More than anything, Chiapas taught me a lot about life and the world. I came to Chiapas because I wanted to translate some of the poets who were working in their mother tongues into English and my own language Kannada. I met a writer who was choosing to write haikus because he wanted the literary confines of his own language (Maya Tseltal) to have influences outside of the Western context. I met a collective who have eschewed their names altogether, and write in Maya Tsotsil as a family, to speak up for the sorts of oppressions they are seeing not only in Chiapas, but environmentally all across Planet Earth.

Chiapas was a place I grew deep connections to, not only because of friendship or culture, but because of my own work as a literary translator. I’m curious to see how these new networks will blossom, but my own little journey helped in creating a new dialogue for a lot of these Mayan individuals.

I only wish I can bring it someday to India, someday soon.

24. London, United Kingdom

I found myself with too many opportunities than expected, coming out of London. In order to take advantage of it, I took a trip, spending two months meeting publishers, editors, curators, and authors. The trip was most productive. It resulted in a lot of things which are inevitably going to change my career.

But that is for later. What I will say for now is I love how multicultural London is, how you can really see all of the nationalities of the world interacting with peace and vibrance house upon house upon house. It was great to stay in Wembley, which had so much wondrous Gujurati food. In fact, after wanting to go back to India for so long, but having that planned stalled thanks to COVID, being a mini-Ahmedabad was exactly what I needed.

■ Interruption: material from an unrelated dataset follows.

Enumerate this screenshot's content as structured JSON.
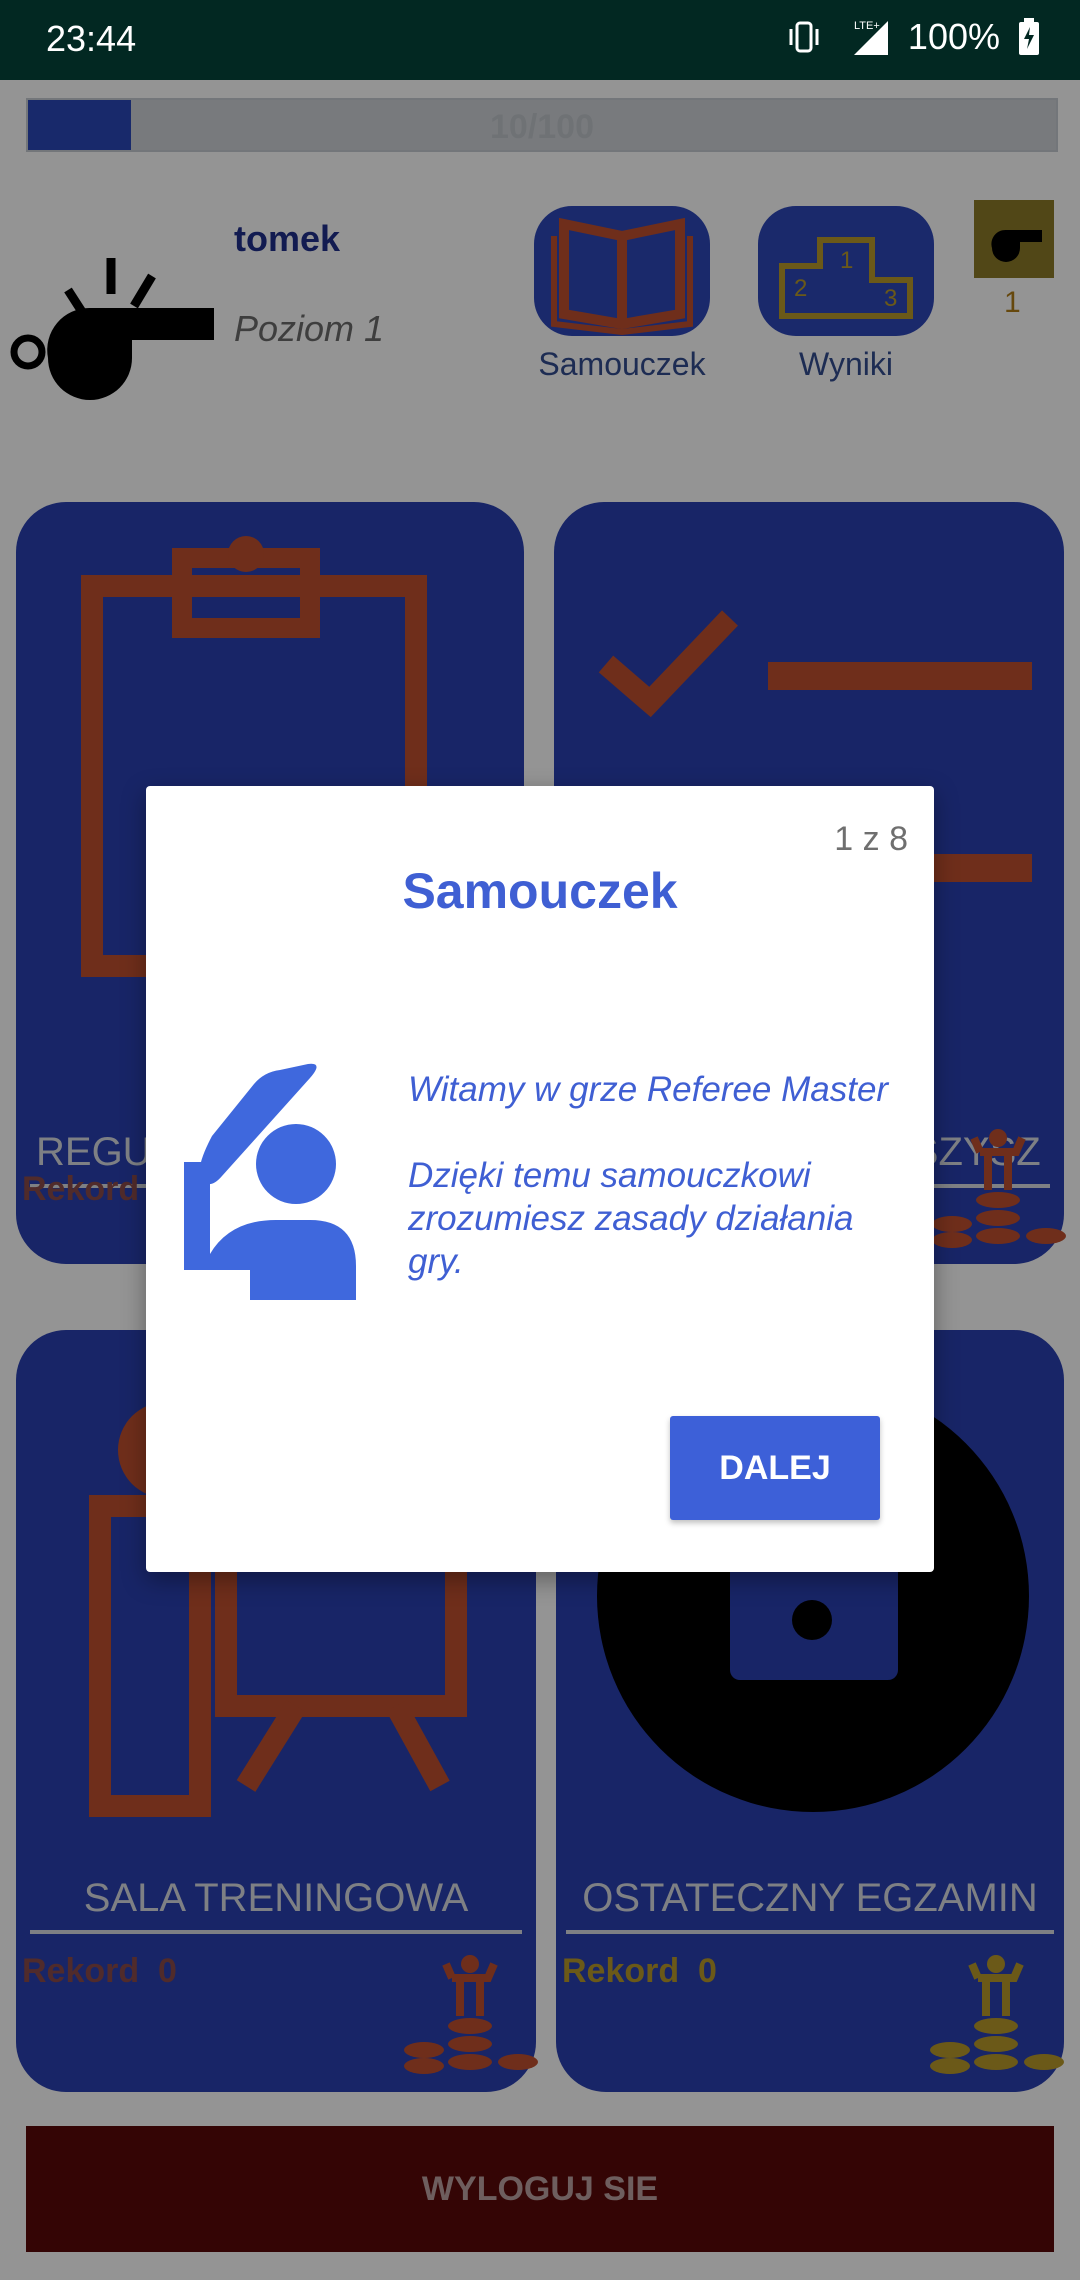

I have a lot to be grateful for, but I will share it later. For now I will say I am grateful to London, and to possibly making more of these trips there, in the near future.

September – October 2021
November – December 2021

Johannesburg, South Africa

And so, finding myself having made a place for myself in India, the USA, Australia, Mexico, and the UK as an author, I thought there was one major part of the world missing. Johannesburg is one of the most important publishing centres in Sub-Saharan Africa. Because I know so little as to what is going on in Africa beyond what gets published in the UK, or US, I thought I’d take a heart into one of the places which publishes the most Africans outside of the West, in a hope to understand what is happening in a part of the world I am not connected with.

I met a lot of talents in this city. Johannesburg has one of the worst crime rates in the world, but it also has the most beautiful sense of nature I have seen in a city. From the torrid violet of the jacaranda blooms to the rock cliffs which interrupt the plainness of the city with their cracking puff, I felt like I experienced all of the terrain that one can imagine in one city.

If Mumbai is all of the human condition in a city, or New York is all of the races and cultures in a city, Johannesburg is a microcosm of entire natural world.

As well as all of the sorts of flavours once can find in Sub-Saharan Africa, from the humblest of Zimbabwean immigrants to the richest of Nigerian bankers. Johannesburg is another compression of the world, and it hosts a wide range of talent.

How they will soon fit into the Indian equation, that is what I am still figuring out.